Driving the MAX7219 LED Driver

A quick look at the MAX7219 LED driver and the code to talk to it. (Refer to the datasheet for more detailed information.) The device is capable of scanning up to eight 7-segment LEDs plus decimal points. We’ll use six. The segment decode can be set for Code B, regular 7-segment numbers from BCD (binary coded decimal), or no decode for individual segment control. I chose to call digit 0 the most significant. The sketch uses digits 0 and 5 in no-decode mode and digits 1-4 in Code B (BCD) mode. The LED brightness is determined by setting the internal current source with a resistor and can also be changed with PWM. All of these things are programmed by writing to various registers.
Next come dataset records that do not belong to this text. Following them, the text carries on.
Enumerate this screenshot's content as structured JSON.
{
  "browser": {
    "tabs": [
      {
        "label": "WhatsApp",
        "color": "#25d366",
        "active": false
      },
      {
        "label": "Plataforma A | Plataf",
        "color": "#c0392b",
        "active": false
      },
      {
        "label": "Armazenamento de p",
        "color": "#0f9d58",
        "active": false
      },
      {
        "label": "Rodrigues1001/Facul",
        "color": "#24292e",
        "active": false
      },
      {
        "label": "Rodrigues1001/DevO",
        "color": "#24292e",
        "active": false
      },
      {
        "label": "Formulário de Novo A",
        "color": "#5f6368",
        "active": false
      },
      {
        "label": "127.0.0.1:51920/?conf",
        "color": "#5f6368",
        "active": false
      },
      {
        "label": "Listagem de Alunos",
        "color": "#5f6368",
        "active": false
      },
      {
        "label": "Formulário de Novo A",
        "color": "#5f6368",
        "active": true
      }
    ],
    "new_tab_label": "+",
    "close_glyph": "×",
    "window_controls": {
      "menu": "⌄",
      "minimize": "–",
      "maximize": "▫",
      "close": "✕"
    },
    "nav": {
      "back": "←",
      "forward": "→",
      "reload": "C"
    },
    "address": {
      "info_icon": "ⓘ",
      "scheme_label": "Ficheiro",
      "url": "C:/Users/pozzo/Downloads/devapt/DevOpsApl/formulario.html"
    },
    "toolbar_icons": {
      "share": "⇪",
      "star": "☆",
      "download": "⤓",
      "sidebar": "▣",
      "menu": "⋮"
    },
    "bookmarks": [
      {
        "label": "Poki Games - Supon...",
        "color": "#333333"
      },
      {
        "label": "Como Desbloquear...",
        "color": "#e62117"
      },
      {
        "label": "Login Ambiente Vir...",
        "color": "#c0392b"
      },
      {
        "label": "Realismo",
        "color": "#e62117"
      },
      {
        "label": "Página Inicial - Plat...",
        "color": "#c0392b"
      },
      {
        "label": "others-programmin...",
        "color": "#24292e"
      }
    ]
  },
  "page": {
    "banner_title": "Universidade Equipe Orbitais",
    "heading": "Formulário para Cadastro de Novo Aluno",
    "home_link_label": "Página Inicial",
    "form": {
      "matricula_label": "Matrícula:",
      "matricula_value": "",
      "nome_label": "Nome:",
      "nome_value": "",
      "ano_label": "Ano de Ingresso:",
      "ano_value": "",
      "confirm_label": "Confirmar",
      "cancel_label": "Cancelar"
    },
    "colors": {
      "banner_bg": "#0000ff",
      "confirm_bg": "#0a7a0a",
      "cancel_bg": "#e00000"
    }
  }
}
When powered up, the MAX7219 initializes to a minimalist state and enters shutdown mode. It only scans one digit, it doesn’t do any decode and the PWM brightness is at minimum. So, we need to set these things for our use and bring it out of shutdown mode in the Arduino setup() function.

void setup()
{
  . . . 
  // initialize MAX7219 registers
  writeRegister( REGISTER_SCAN_LIMIT, REGISTER_DATA_SCAN_LIMIT );
  writeRegister( REGISTER_DECODE_MODE, REGISTER_DATA_DECODE_MODE );
  writeRegister( REGISTER_INTENSITY, REGISTER_DATA_INTENSITY );
  // load initial digit data
  writeDigits();
  // turn on the display
  writeRegister( REGISTER_SHUTDOWN, 0x01 );
  . . . 
}

The 7219 registers are sixteen bits with the high-order byte the register address and the low-order the register data. Writing the registers is straightforward using a three-wire protocol. Here is the writeRegister() function.

void writeRegister( uint8_t regAddr, uint8_t data ) {
  // combine the address and data to a 16-bit value
  uint16_t reg = regAddr;
  reg <<= 8;
  reg += data;
  uint16_t mask = 0x8000;
  // (from the datasheet)
  // For the MAX7219, serial data at DIN, sent in 16-bit packets,
  // is shifted into the internal 16-bit shift register with each
  // rising edge of CLK regardless of the state of LOAD. The data
  // is then latched...on the rising edge of LOAD.
  digitalWrite( PIN_LOAD, LOW );
  while ( mask )
  {
    digitalWrite( PIN_CLK, LOW );
    digitalWrite( PIN_DIN, reg & mask ? HIGH : LOW );
      // The test to HIGH/LOW is needed because reg is 16-bit
      // and function expects (truncates to) 8-bit. 
    digitalWrite( PIN_CLK, HIGH );
    mask >>= 1;
  }
  digitalWrite( PIN_LOAD, HIGH );
}

Testing

To test the circuit, I also wrote an emulator to send 8050A signals to the display breadboard. It is a very simple Arduino sketch that loops the strobes and takes user input to send the appropriate scancodes.

Hardware notes

The display in the 8050A is 4-1/2 digits with indicators for dB (decibel mode), HV (high voltage warning), REL (relative mode) and BT (low battery indicator for battery equipped meters, mine is not). I used six green 7-segment LEDs. Digit 0, the MSD, is the minus sign and numeral 1, digits 1-4 display 0-9 and digit 5 uses the a, g and d segments for db, HV and REL, respectively. (You could use the a segment of digit 0 for the BT indicator.) This mimics the original 8050A display. The LEDs are wired on a small bit of perfboard and the two ICs, with a 14-pin header and bypass capacitors on another bit of board that is affixed behind the LED board. This two-board package fills the space that was occupied by the original LCD and its plastic housing. I used a bit of green plastic fitted to the original display frame piece. Except for the 14-conductor ribbon cable soldered to the J1 vias, the 8050A is not modified in any way.